Audio By Carbonatix
Houses are supposed to be built on foundations with pillars of stability but the ones at the Weija Ridge in Accra are built on sedimentary rocks held together by clay waiting to be washed away in a potential mudslide.
The area is home to thousands, including Black Stars captain Asamoah Gyan, all of whom are living normal lives in an area deemed to be abnormal at least for humans.
The call for an immediate evacuation of persons living on the Ridge is heightening as fears of a major disaster looms.
This time, it is the Ranking member on the Environment, Science and Technology Committee of Parliament Terlabi Ebenezer Okletey who is demanding action from duty bearers.
Speaking to Joy News on Midday, Monday, the MP said the country must not wait for the Sierra Leone disaster to happen in Ghana before they wake up from their slumber.
The Sugar loaf community in the Sierra Leonean capital was until 2017 home to thousands of people who turned deaf ears to calls for their evacuation. They lived in towers on a cliff and enjoyed the cool windy breeze each day until the night of August 14, 2017.

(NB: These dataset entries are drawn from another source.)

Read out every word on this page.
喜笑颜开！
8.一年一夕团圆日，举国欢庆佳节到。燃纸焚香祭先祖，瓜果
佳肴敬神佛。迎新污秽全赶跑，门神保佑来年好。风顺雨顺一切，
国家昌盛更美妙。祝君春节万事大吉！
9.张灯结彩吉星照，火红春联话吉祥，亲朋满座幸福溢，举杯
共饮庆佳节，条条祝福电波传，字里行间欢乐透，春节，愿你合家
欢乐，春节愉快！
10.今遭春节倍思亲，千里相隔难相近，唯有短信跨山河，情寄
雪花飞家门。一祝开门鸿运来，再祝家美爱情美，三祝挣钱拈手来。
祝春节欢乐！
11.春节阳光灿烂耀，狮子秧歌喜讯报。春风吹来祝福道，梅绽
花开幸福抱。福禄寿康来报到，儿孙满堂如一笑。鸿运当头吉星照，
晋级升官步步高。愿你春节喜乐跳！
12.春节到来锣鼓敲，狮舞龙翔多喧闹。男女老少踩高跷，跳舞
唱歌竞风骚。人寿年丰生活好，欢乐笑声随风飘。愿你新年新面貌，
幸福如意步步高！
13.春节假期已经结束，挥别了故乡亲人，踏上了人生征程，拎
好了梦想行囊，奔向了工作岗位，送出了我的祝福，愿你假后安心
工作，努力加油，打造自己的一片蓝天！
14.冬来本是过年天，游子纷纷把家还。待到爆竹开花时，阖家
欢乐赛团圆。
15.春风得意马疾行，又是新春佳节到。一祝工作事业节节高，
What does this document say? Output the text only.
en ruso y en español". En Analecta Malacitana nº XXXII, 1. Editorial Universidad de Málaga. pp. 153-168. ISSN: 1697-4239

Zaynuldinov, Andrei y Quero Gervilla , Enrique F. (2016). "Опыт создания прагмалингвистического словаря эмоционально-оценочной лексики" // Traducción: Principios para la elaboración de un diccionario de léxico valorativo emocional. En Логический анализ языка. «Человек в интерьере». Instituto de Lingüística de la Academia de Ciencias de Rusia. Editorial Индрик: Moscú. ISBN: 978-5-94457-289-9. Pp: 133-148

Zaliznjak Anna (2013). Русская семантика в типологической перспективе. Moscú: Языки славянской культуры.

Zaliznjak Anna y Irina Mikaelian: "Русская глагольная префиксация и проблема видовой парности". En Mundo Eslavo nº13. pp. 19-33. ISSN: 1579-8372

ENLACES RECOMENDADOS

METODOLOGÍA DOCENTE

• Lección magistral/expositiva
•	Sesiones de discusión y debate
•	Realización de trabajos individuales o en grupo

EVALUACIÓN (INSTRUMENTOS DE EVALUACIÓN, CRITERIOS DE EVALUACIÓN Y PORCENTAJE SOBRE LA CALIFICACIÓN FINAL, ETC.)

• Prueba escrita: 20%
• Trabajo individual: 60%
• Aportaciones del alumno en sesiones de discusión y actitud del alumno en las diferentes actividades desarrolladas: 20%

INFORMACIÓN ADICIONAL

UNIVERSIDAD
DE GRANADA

An amalgamation of floods and mudslide washed away houses that night and carried with it precious human lives.
Over 400 people died in the disaster with over 600 others declared missing.
According to Terlabi Ebenezer Okletey, the Weija Ridge situation is just as dire and a disaster, equal or worse in comparison to that of Sugar loaf is not far off if nothing is done about it.
As if the potential for floods and mudslide is no danger enough, the Weija Ridge is prone to earthquakes with several reports and warning by the National Disaster Management Organisation, (NADMO), the Environmental Protection Agency (EPA).
Weija is a small town and the capital of Ga South Municipal District. The entire District has a total population of some 411,000. It is barely 30 minutes’ drive from Accra.
Even though there are low lying areas in the District, the ridge areas appear to be the most problematic.
Terlabi Ebenezer Okletey, blamed the current occupation of the disaster zone to what he said was the “uncoordinated nature of development.”
“Each ministry does its own thing,” he complained and chided officials of the Electricity and Water Companies of Ghana for extending utility services to areas that have been described by EPA and NADMO as uninhabitable.
“The people must be evacuated,” he said, adding, “we must not wait for what happened in Sierra Leone to happen in Ghana.